The regional implications
If the Russian federation can be called a strong ally of Damascus, the Islamic Republic of Iran is the best friend of Syria since its bonds rely mostly on religious and ideological grounds. While a shared antagonism against the United States and Israel has contributed to tightening bonds between the two partners, the foundation of the Iran-Syria friendship is also religious.
Indeed, the Islamic Republic is the first Shiite country in the world. Teheran financially supports all Shiite minorities in the Muslim world, and accordingly, the Syrian one, which is very influent in the country (2 millions of Syrian are Shiite, 20 per cent of the population). Moreover it is no secret that Iran sponsors the Shiites Lebanese Terrorist Organization Hezbollah which uses Syria as a rear. Besides the Islamic republic considers Syria as an invaluable strategic asset, since Damascus shares a common boundary with Israel.

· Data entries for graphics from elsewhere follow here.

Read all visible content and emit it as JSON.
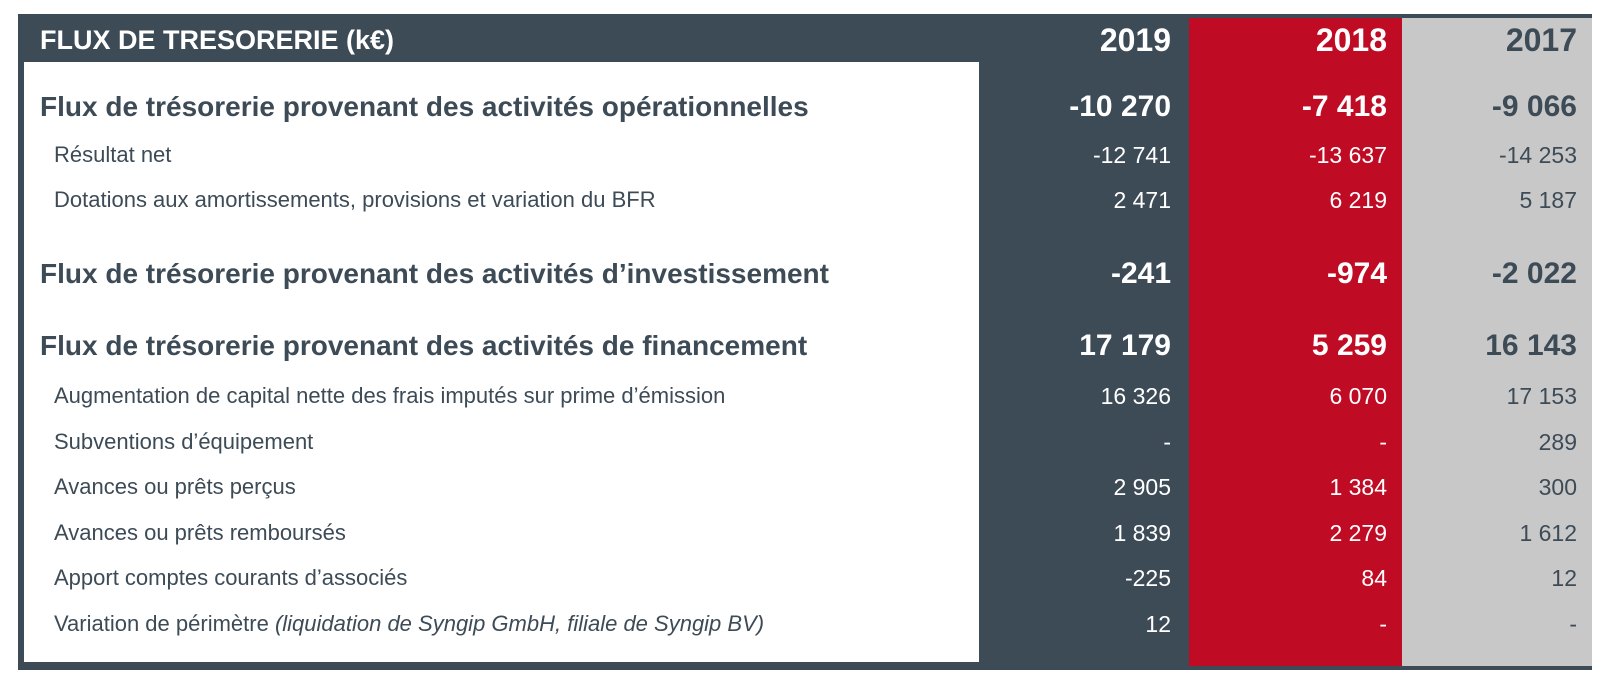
{
  "header": {
    "title": "FLUX DE TRESORERIE (k€)",
    "years": [
      "2019",
      "2018",
      "2017"
    ]
  },
  "rows": [
    {
      "label": "Flux de trésorerie provenant des activités opérationnelles",
      "values": [
        "-10 270",
        "-7 418",
        "-9 066"
      ]
    },
    {
      "label": "Résultat net",
      "values": [
        "-12 741",
        "-13 637",
        "-14 253"
      ]
    },
    {
      "label": "Dotations aux amortissements, provisions et variation du BFR",
      "values": [
        "2 471",
        "6 219",
        "5 187"
      ]
    },
    {
      "label": "Flux de trésorerie provenant des activités d’investissement",
      "values": [
        "-241",
        "-974",
        "-2 022"
      ]
    },
    {
      "label": "Flux de trésorerie provenant des activités de financement",
      "values": [
        "17 179",
        "5 259",
        "16 143"
      ]
    },
    {
      "label": "Augmentation de capital nette des frais imputés sur prime d’émission",
      "values": [
        "16 326",
        "6 070",
        "17 153"
      ]
    },
    {
      "label": "Subventions d’équipement",
      "values": [
        "-",
        "-",
        "289"
      ]
    },
    {
      "label": "Avances ou prêts perçus",
      "values": [
        "2 905",
        "1 384",
        "300"
      ]
    },
    {
      "label": "Avances ou prêts remboursés",
      "values": [
        "1 839",
        "2 279",
        "1 612"
      ]
    },
    {
      "label": "Apport comptes courants d’associés",
      "values": [
        "-225",
        "84",
        "12"
      ]
    },
    {
      "label": "Variation de périmètre ",
      "note": "(liquidation de Syngip GmbH, filiale de Syngip BV)",
      "values": [
        "12",
        "-",
        "-"
      ]
    }
  ],
  "colors": {
    "frame": "#3d4b57",
    "col_2018": "#c00b24",
    "col_2017": "#c8c8c8"
  }
}
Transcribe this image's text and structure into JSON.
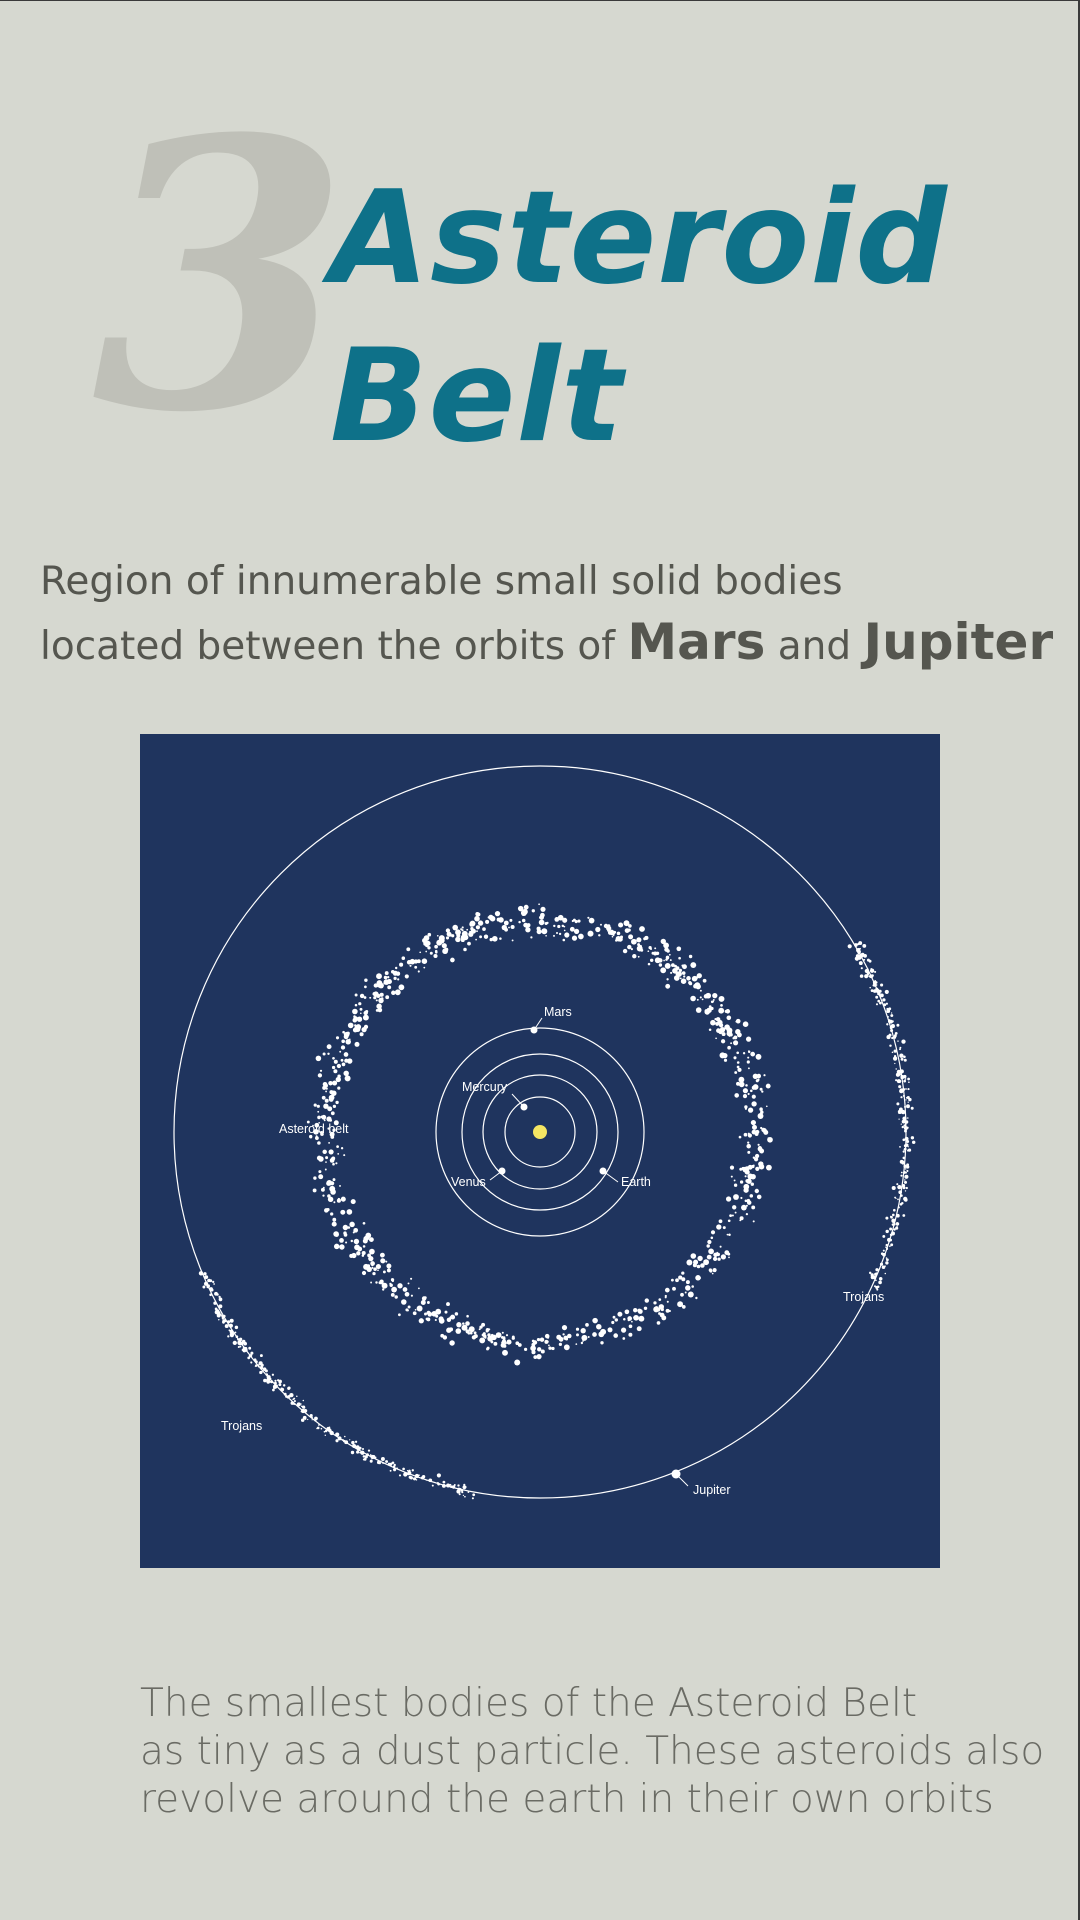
{
  "header": {
    "number": "3",
    "title_line1": "Asteroid",
    "title_line2": "Belt"
  },
  "subtitle": {
    "line1": "Region of innumerable small solid bodies",
    "line2_prefix": "located between the orbits of",
    "mars": "Mars",
    "and": "and",
    "jupiter": "Jupiter"
  },
  "diagram": {
    "labels": {
      "mars": "Mars",
      "mercury": "Mercury",
      "venus": "Venus",
      "earth": "Earth",
      "asteroid_belt": "Asteroid belt",
      "trojans_right": "Trojans",
      "trojans_left": "Trojans",
      "jupiter": "Jupiter"
    },
    "colors": {
      "background": "#1f345e",
      "sun": "#f5e663",
      "orbit": "#ffffff",
      "asteroid": "#ffffff"
    }
  },
  "footer": {
    "line1": "The smallest bodies of the Asteroid Belt",
    "line2": "as tiny as a dust particle. These asteroids also",
    "line3": "revolve around the earth in their own orbits"
  }
}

It is likely that, in the hypothesis of an operation run by NATO in Syria, the Islamic Republic will somehow answer. Tensions between Iran and the international community are at their climax. In the context of a campaign aiming at killing Iranian nuclear scientists, the probability to see the Islamic Republic involved in a conflict in the Middle East is very high. As a result, the readiness of Teheran to protect Assad's regime might deter NATO to intervene in the Levant.
Eventually, a new actor is emerging in the Middle East chessboard, namely China. Beijing has already vetoed UN's intention to proceed to "targeted measures" against Assad's regime and if on the one hand, the Popular Republic condemns the slaughter of hundreds of civilians, on the other, Beijing considers Syria as a strategic spot regarding its forthcoming energy needs. In addition, supporting Syria is also a way for Beijing to strengthen its position of "global power" in the international arena. From a regional point of view, the operations in Syria will deepen the instability in the region.

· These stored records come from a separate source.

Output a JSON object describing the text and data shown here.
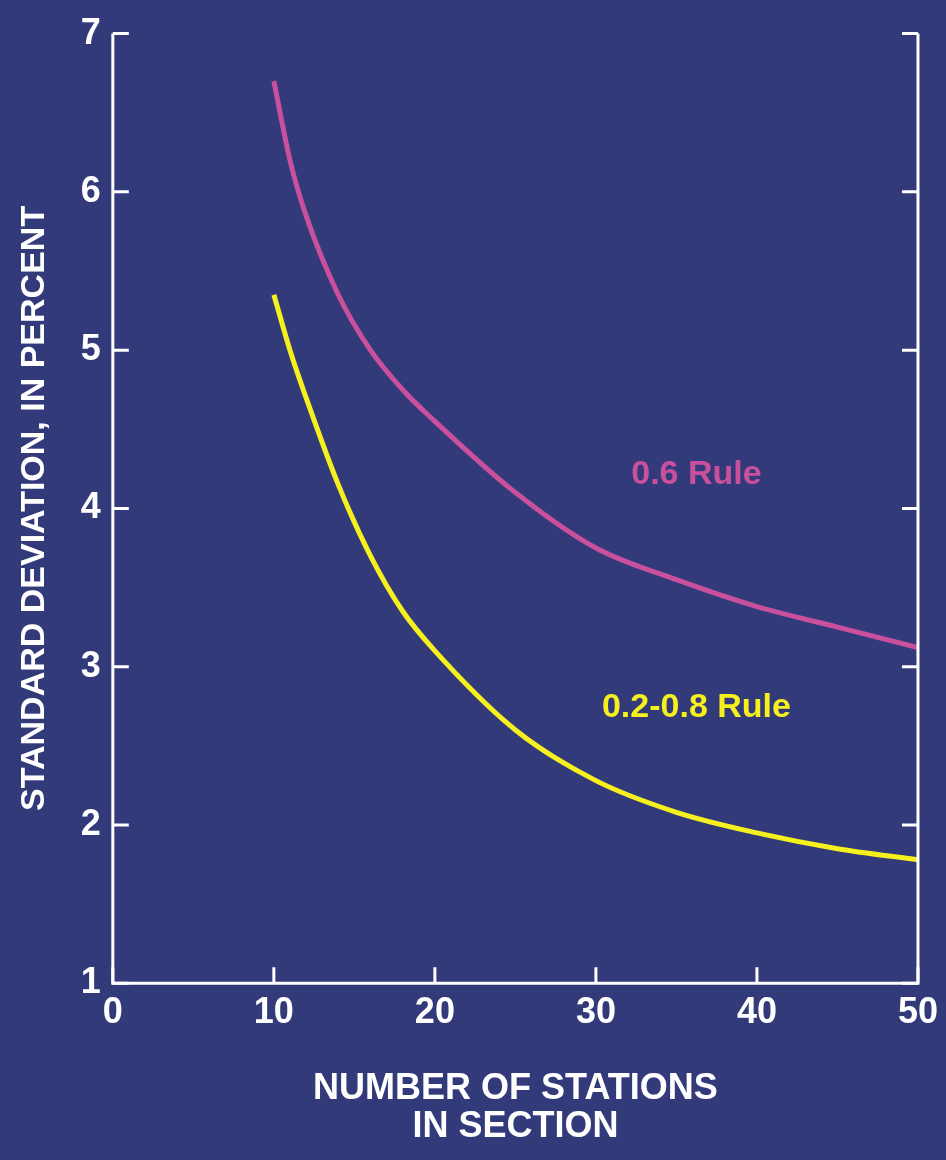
{
  "chart_data": {
    "type": "line",
    "xlabel": "NUMBER OF STATIONS IN SECTION",
    "ylabel": "STANDARD DEVIATION, IN PERCENT",
    "xlim": [
      0,
      50
    ],
    "xticks": [
      0,
      10,
      20,
      30,
      40,
      50
    ],
    "ylim": [
      1,
      7
    ],
    "yticks": [
      1,
      2,
      3,
      4,
      5,
      6,
      7
    ],
    "grid": false,
    "legend": false,
    "marker": "none",
    "line_style": "solid",
    "series": [
      {
        "name": "0.6 Rule",
        "color": "#c8509c",
        "x": [
          10,
          11,
          12,
          14,
          16,
          18,
          20,
          25,
          30,
          35,
          40,
          45,
          50
        ],
        "values": [
          6.7,
          6.2,
          5.85,
          5.35,
          5.0,
          4.75,
          4.55,
          4.1,
          3.75,
          3.55,
          3.38,
          3.25,
          3.12
        ]
      },
      {
        "name": "0.2-0.8 Rule",
        "color": "#f5f01e",
        "x": [
          10,
          11,
          12,
          14,
          16,
          18,
          20,
          25,
          30,
          35,
          40,
          45,
          50
        ],
        "values": [
          5.35,
          5.0,
          4.7,
          4.15,
          3.7,
          3.35,
          3.1,
          2.6,
          2.28,
          2.08,
          1.95,
          1.85,
          1.78
        ]
      }
    ]
  }
}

Besides, it is likely that an operation in Syria would trigger the revival of ethnical tensions in Syria as well as in the entire near East. Communitarian and ethnic issues are an eternal concern in the region since the dismantling of the Ottoman Empire. Tensions in the region are profound among the different communities that inhabit the region, among them Arab, Kurdish, Armenian, Druze, Assyrian, Circassian, or Jewish.
Internal reasons and the new faces of NATO
Critical internal reasons also explain why NATO is not willing to intervene in Syria. First of all, under the rhetoric of NATO's official many questions remain about the veritable success of the operation in Libya. These interrogations arise in the strategic and in the military field, but also arouse in the ethical debate regarding the death of Muammar Gaddafi, the commitment of the National Libyan Council to implement democracy and the legitimacy of the operation in Libya.
Furthermore, from a strategic point of view, the operations in Libya revealed the NATO's dependency on the United States regarding its tactical military operations and overall military capabilities. Indeed, voices have risen to stress on the failure of NATO in Libya. Eventually, within the context of a fundamental reshaping of NATO, which most important chapter will take place this spring in Chicago, an intervention in Syria is completely off-board. The current top priority of NATO is the transition of security in Afghanistan on which the alliance focuses all its military and economics efforts.
In the context of fiscal crisis, NATO members have no option but to implement the smart security policy, a defence concept that aims to make a better use of all the existing resources. In less than 5 month NATO members will meet in Chicago in order to discuss the future of the alliance and with its thorny agenda it is likely that the members will not start any intervention in the Levant.